How big are the data sets? How does it compare with the MapReduce paradigm?
I see there is this Dagman project which sounds similar to some of the newer Big Data frameworks that use a DAG model. I will make an uneducated guess that it deals with lots of computation on smaller sized data (data that fits on a machine). Maybe you have 1 GB or 10 GB of data that you want to run through many (dozens?) of transformations. So you need many computers to do the computation, but not necessarily to store the data.
I would guess another major difference is that there is no shuffle (distributed sort)? That is really what distinguishes MapReduce from simple parallel batch processing -- i.e. the thing that connects the Map and Reduce steps (and one of the harder parts to engineer).

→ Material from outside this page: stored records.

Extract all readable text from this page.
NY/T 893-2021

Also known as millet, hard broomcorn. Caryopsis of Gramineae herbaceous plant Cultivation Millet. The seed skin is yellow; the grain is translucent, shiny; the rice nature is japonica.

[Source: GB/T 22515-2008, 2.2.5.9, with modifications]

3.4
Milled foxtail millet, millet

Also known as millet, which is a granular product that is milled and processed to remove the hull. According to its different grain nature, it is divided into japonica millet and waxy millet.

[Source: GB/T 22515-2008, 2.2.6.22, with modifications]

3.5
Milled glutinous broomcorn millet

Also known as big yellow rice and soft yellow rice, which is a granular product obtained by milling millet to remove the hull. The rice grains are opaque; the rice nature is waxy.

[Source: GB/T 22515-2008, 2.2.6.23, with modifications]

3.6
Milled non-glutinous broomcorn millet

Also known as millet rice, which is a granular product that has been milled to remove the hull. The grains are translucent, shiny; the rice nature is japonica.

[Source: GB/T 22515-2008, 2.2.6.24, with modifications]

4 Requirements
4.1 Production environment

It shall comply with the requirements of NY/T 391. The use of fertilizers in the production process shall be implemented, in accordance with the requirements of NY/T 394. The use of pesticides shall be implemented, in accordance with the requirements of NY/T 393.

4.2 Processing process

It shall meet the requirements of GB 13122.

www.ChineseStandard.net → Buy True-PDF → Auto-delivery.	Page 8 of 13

In MapReduce you often have data much bigger than a single machine, e.g. ~100 TB is common, but you are doing relatively little computation on it. Also MapReduce tolerates many node failures and thus scales well (5K+ machines for a single job), and tries to reign in stragglers to reduce completion time.
I am coming from the MapReduce paradigm... I know people were doing "scientific computing" when I was in college but I never got involved in it :-( I'm curious how the workloads differ.